The following runtime parameters are supported:

Parameter	Description
Ns	Superphoton Count: The approximated total number of photon packets to be generated. Higher values improve the signal-to-noise ratio in the resulting spectrum.
dump	Data Path: The relative or absolute path to the input GRMHD data file.
spectrum	Output Name: The filename for the output spectral data (e.g., sane.spec).
MBH	Black Hole Mass: Mass of the central black hole in Solar Masses ($M_\odot$).
M_unit	Mass Unit Scale: The normalization factor (in grams) used to scale dimensionless GRMHD density to physical CGS units.
tp_over_te	Proton-to-Electron Temperature Ratio: A constant ratio ($T_p/T_e$) used if a dynamic heating model is not active.
Thetae_max	Temperature Ceiling: A numerical cap for the dimensionless electron temperature ($\Theta_e = k_B T_e / m_e c^2$).
scattering	Scattering boolean: Enable or disable scattering processes in the simulation.
bremsstrahlung	Bremsstrahlung boolean: Enable or disable Bremsstrahlung emission processes in the simulation.
synchrotron	Synchrotron boolean: Enable or disable Synchrotron emission processes in the simulation.
fit_bias	Fit Bias boolean: Enable or disable fit bias correction in the simulation.
bias_guess	Bias Guess: Initial guess value for bias correction parameter in the simulation.
bias_ratio	Bias Target Ratio: The target ratio parameter used for bias correction tuning in the simulation.

Data Analysis

To facilitate data post-processing and visualization, an example Jupyter Notebook is provided in the repository at python/example.ipynb. It contains a tutorial of how to process output files, extract spectra and generating plots.

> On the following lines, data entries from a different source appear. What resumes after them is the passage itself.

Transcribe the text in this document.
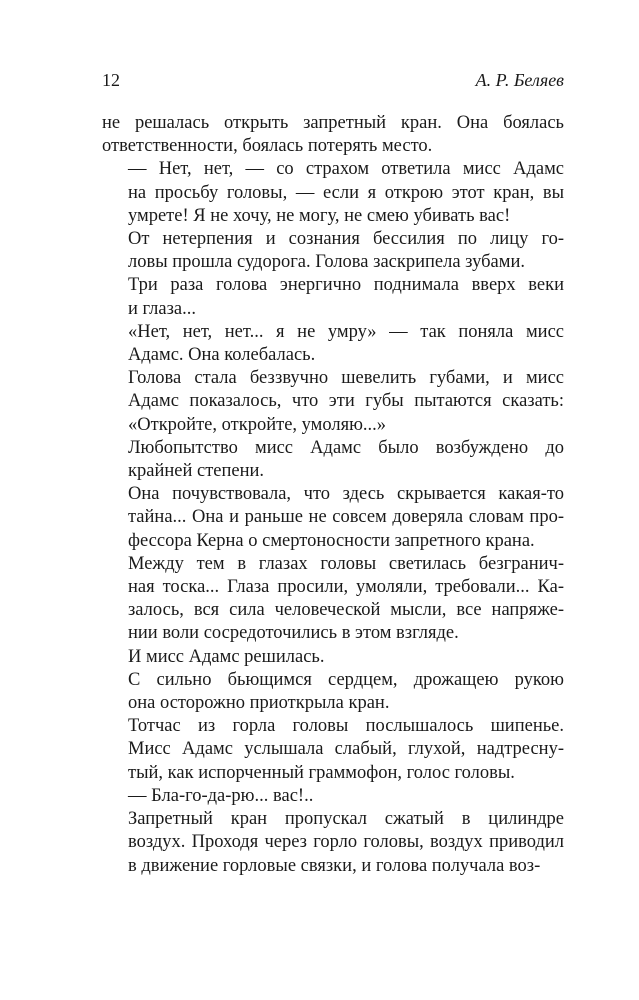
12	А. Р. Беляев

не решалась открыть запретный кран. Она боялась
ответственности, боялась потерять место.

— Нет, нет, — со страхом ответила мисс Адамс
на просьбу головы, — если я открою этот кран, вы
умрете! Я не хочу, не могу, не смею убивать вас!

От нетерпения и сознания бессилия по лицу го-
ловы прошла судорога. Голова заскрипела зубами.

Три раза голова энергично поднимала вверх веки
и глаза...

«Нет, нет, нет... я не умру» — так поняла мисс
Адамс. Она колебалась.

Голова стала беззвучно шевелить губами, и мисс
Адамс показалось, что эти губы пытаются сказать:
«Откройте, откройте, умоляю...»

Любопытство мисс Адамс было возбуждено до
крайней степени.

Она почувствовала, что здесь скрывается какая-то
тайна... Она и раньше не совсем доверяла словам про-
фессора Керна о смертоносности запретного крана.

Между тем в глазах головы светилась безгранич-
ная тоска... Глаза просили, умоляли, требовали... Ка-
залось, вся сила человеческой мысли, все напряже-
нии воли сосредоточились в этом взгляде.

И мисс Адамс решилась.

С сильно бьющимся сердцем, дрожащею рукою
она осторожно приоткрыла кран.

Тотчас из горла головы послышалось шипенье.
Мисс Адамс услышала слабый, глухой, надтресну-
тый, как испорченный граммофон, голос головы.

— Бла-го-да-рю... вас!..

Запретный кран пропускал сжатый в цилиндре
воздух. Проходя через горло головы, воздух приводил
в движение горловые связки, и голова получала воз-
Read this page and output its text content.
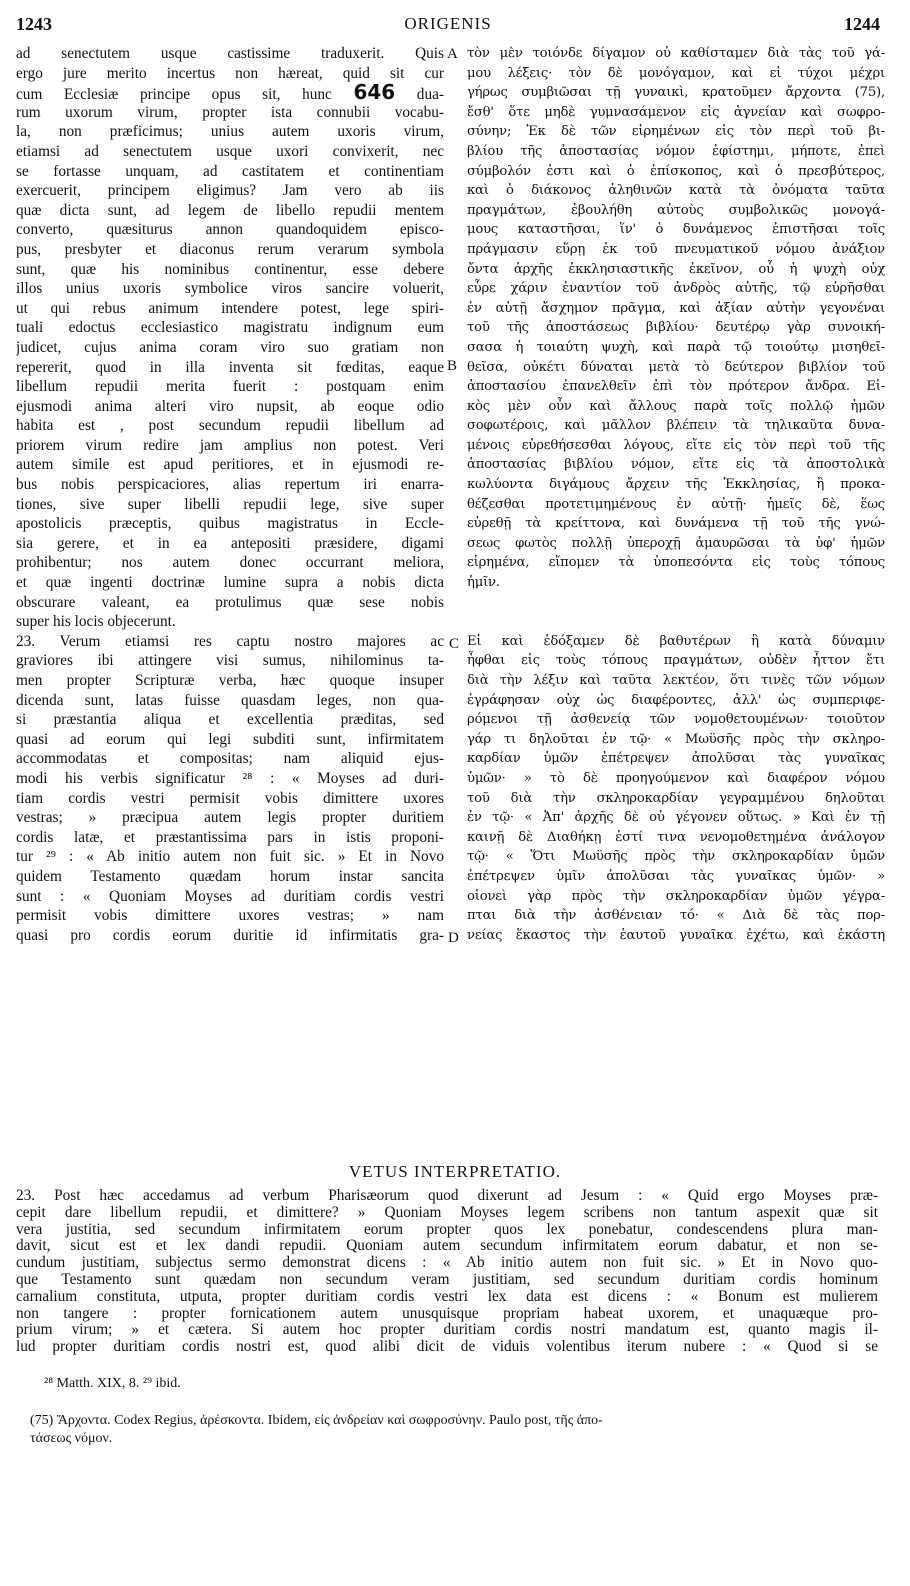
1243	ORIGENIS	1244
ad senectutem usque castissime traduxerit. Quis
ergo jure merito incertus non hæreat, quid sit cur
cum Ecclesiæ principe opus sit, hunc 646 dua-
rum uxorum virum, propter ista connubii vocabu-
la, non præficimus; unius autem uxoris virum,
etiamsi ad senectutem usque uxori convixerit, nec
se fortasse unquam, ad castitatem et continentiam
exercuerit, principem eligimus? Jam vero ab iis
quæ dicta sunt, ad legem de libello repudii mentem
converto, quæsiturus annon quandoquidem episco-
pus, presbyter et diaconus rerum verarum symbola
sunt, quæ his nominibus continentur, esse debere
illos unius uxoris symbolice viros sancire voluerit,
ut qui rebus animum intendere potest, lege spiri-
tuali edoctus ecclesiastico magistratu indignum eum
judicet, cujus anima coram viro suo gratiam non
repererit, quod in illa inventa sit fœditas, eaque
libellum repudii merita fuerit : postquam enim
ejusmodi anima alteri viro nupsit, ab eoque odio
habita est , post secundum repudii libellum ad
priorem virum redire jam amplius non potest. Veri
autem simile est apud peritiores, et in ejusmodi re-
bus nobis perspicaciores, alias repertum iri enarra-
tiones, sive super libelli repudii lege, sive super
apostolicis præceptis, quibus magistratus in Eccle-
sia gerere, et in ea antepositi præsidere, digami
prohibentur; nos autem donec occurrant meliora,
et quæ ingenti doctrinæ lumine supra a nobis dicta
obscurare valeant, ea protulimus quæ sese nobis
super his locis objecerunt.
23. Verum etiamsi res captu nostro majores ac
graviores ibi attingere visi sumus, nihilominus ta-
men propter Scripturæ verba, hæc quoque insuper
dicenda sunt, latas fuisse quasdam leges, non qua-
si præstantia aliqua et excellentia præditas, sed
quasi ad eorum qui legi subditi sunt, infirmitatem
accommodatas et compositas; nam aliquid ejus-
modi his verbis significatur ²⁸ : « Moyses ad duri-
tiam cordis vestri permisit vobis dimittere uxores
vestras; » præcipua autem legis propter duritiem
cordis latæ, et præstantissima pars in istis proponi-
tur ²⁹ : « Ab initio autem non fuit sic. » Et in Novo
quidem Testamento quædam horum instar sancita
sunt : « Quoniam Moyses ad duritiam cordis vestri
permisit vobis dimittere uxores vestras; » nam
quasi pro cordis eorum duritie id infirmitatis gra-
τὸν μὲν τοιόνδε δίγαμον οὐ καθίσταμεν διὰ τὰς τοῦ γά-
μου λέξεις· τὸν δὲ μονόγαμον, καὶ εἰ τύχοι μέχρι
γήρως συμβιῶσαι τῇ γυναικὶ, κρατοῦμεν ἄρχοντα (75),
ἔσθ' ὅτε μηδὲ γυμνασάμενον εἰς ἁγνείαν καὶ σωφρο-
σύνην; Ἐκ δὲ τῶν εἰρημένων εἰς τὸν περὶ τοῦ βι-
βλίου τῆς ἀποστασίας νόμον ἐφίστημι, μήποτε, ἐπεὶ
σύμβολόν ἐστι καὶ ὁ ἐπίσκοπος, καὶ ὁ πρεσβύτερος,
καὶ ὁ διάκονος ἀληθινῶν κατὰ τὰ ὀνόματα ταῦτα
πραγμάτων, ἐβουλήθη αὐτοὺς συμβολικῶς μονογά-
μους καταστῆσαι, ἵν' ὁ δυνάμενος ἐπιστῆσαι τοῖς
πράγμασιν εὕρῃ ἐκ τοῦ πνευματικοῦ νόμου ἀνάξιον
ὄντα ἀρχῆς ἐκκλησιαστικῆς ἐκεῖνον, οὗ ἡ ψυχὴ οὐχ
εὗρε χάριν ἐναντίον τοῦ ἀνδρὸς αὐτῆς, τῷ εὑρῆσθαι
ἐν αὐτῇ ἄσχημον πρᾶγμα, καὶ ἀξίαν αὐτὴν γεγονέναι
τοῦ τῆς ἀποστάσεως βιβλίου· δευτέρῳ γὰρ συνοική-
σασα ἡ τοιαύτη ψυχὴ, καὶ παρὰ τῷ τοιούτῳ μισηθεῖ-
θεῖσα, οὐκέτι δύναται μετὰ τὸ δεύτερον βιβλίον τοῦ
ἀποστασίου ἐπανελθεῖν ἐπὶ τὸν πρότερον ἄνδρα. Εἰ-
κὸς μὲν οὖν καὶ ἄλλους παρὰ τοῖς πολλῷ ἡμῶν
σοφωτέροις, καὶ μᾶλλον βλέπειν τὰ τηλικαῦτα δυνα-
μένοις εὑρεθήσεσθαι λόγους, εἴτε εἰς τὸν περὶ τοῦ τῆς
ἀποστασίας βιβλίου νόμον, εἴτε εἰς τὰ ἀποστολικὰ
κωλύοντα διγάμους ἄρχειν τῆς Ἐκκλησίας, ἢ προκα-
θέζεσθαι προτετιμημένους ἐν αὐτῇ· ἡμεῖς δὲ, ἕως
εὑρεθῇ τὰ κρείττονα, καὶ δυνάμενα τῇ τοῦ τῆς γνώ-
σεως φωτὸς πολλῇ ὑπεροχῇ ἀμαυρῶσαι τὰ ὑφ' ἡμῶν
εἰρημένα, εἴπομεν τὰ ὑποπεσόντα εἰς τοὺς τόπους
ἡμῖν.

Εἰ καὶ ἐδόξαμεν δὲ βαθυτέρων ἢ κατὰ δύναμιν
ἧφθαι εἰς τοὺς τόπους πραγμάτων, οὐδὲν ἧττον ἔτι
διὰ τὴν λέξιν καὶ ταῦτα λεκτέον, ὅτι τινὲς τῶν νόμων
ἐγράφησαν οὐχ ὡς διαφέροντες, ἀλλ' ὡς συμπεριφε-
ρόμενοι τῇ ἀσθενείᾳ τῶν νομοθετουμένων· τοιοῦτον
γάρ τι δηλοῦται ἐν τῷ· « Μωϋσῆς πρὸς τὴν σκληρο-
καρδίαν ὑμῶν ἐπέτρεψεν ἀπολῦσαι τὰς γυναῖκας
ὑμῶν· » τὸ δὲ προηγούμενον καὶ διαφέρον νόμου
τοῦ διὰ τὴν σκληροκαρδίαν γεγραμμένου δηλοῦται
ἐν τῷ· « Ἀπ' ἀρχῆς δὲ οὐ γέγονεν οὕτως. » Καὶ ἐν τῇ
καινῇ δὲ Διαθήκῃ ἐστί τινα νενομοθετημένα ἀνάλογον
τῷ· « Ὅτι Μωϋσῆς πρὸς τὴν σκληροκαρδίαν ὑμῶν
ἐπέτρεψεν ὑμῖν ἀπολῦσαι τὰς γυναῖκας ὑμῶν· »
οἱονεὶ γὰρ πρὸς τὴν σκληροκαρδίαν ὑμῶν γέγρα-
πται διὰ τὴν ἀσθένειαν τό· « Διὰ δὲ τὰς πορ-
νείας ἕκαστος τὴν ἑαυτοῦ γυναῖκα ἐχέτω, καὶ ἑκάστη
A
B
C
D
VETUS INTERPRETATIO.
23. Post hæc accedamus ad verbum Pharisæorum quod dixerunt ad Jesum : « Quid ergo Moyses præ-
cepit dare libellum repudii, et dimittere? » Quoniam Moyses legem scribens non tantum aspexit quæ sit
vera justitia, sed secundum infirmitatem eorum propter quos lex ponebatur, condescendens plura man-
davit, sicut est et lex dandi repudii. Quoniam autem secundum infirmitatem eorum dabatur, et non se-
cundum justitiam, subjectus sermo demonstrat dicens : « Ab initio autem non fuit sic. » Et in Novo quo-
que Testamento sunt quædam non secundum veram justitiam, sed secundum duritiam cordis hominum
carnalium constituta, utputa, propter duritiam cordis vestri lex data est dicens : « Bonum est mulierem
non tangere : propter fornicationem autem unusquisque propriam habeat uxorem, et unaquæque pro-
prium virum; » et cætera. Si autem hoc propter duritiam cordis nostri mandatum est, quanto magis il-
lud propter duritiam cordis nostri est, quod alibi dicit de viduis volentibus iterum nubere : « Quod si se
²⁸ Matth. XIX, 8. ²⁹ ibid.
(75) Ἄρχοντα. Codex Regius, ἀρέσκοντα. Ibidem, εἰς ἀνδρείαν καὶ σωφροσύνην. Paulo post, τῆς ἀπο-
τάσεως νόμον.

When analyzing the raw results in Python, please note the relationship between luminosity and the observer's viewing angle: The luminosity array nuLnu is multi-dimensional; each index in the array corresponds directly to one of the theta_bins defined in your simulation.

GRMHD dump file for testing

To reproduce the tests using the same GRMHD data used in our paper, download this dump file from Prather et al. (2023). This can be done through terminal

curl -L -o './data/dump_SANE.h5' 'https://dataverse.harvard.edu/api/access/datafile/12137142'

or manual downloading on the website. This dump file corresponds to a snapshot from a SANE RIAF simulation around a black hole with $a_*=0.9375$. After downloading the dump file, place it in data/ directory (the command above already does this for you) and run

./gpumonty -par template.par

Citation

Numerical methods and profiling results are described in details in this paper:
GPUmonty: GPU-accelerated relativistic Monte Carlo radiative transfer code. arXiv: 2602.13198. Submitted to ApJ.

LICENSE

GPUmonty is free software: you can redistribute it and/or modify it under the terms of the GNU General Public License as published by the Free Software Foundation, either version 2 of the License, or (at your option) any later version.

This program is distributed in the hope that it will be useful, but WITHOUT ANY WARRANTY; without even the implied warranty of MERCHANTABILITY or FITNESS FOR A PARTICULAR PURPOSE. See the LICENSE file or the GNU General Public License for more details.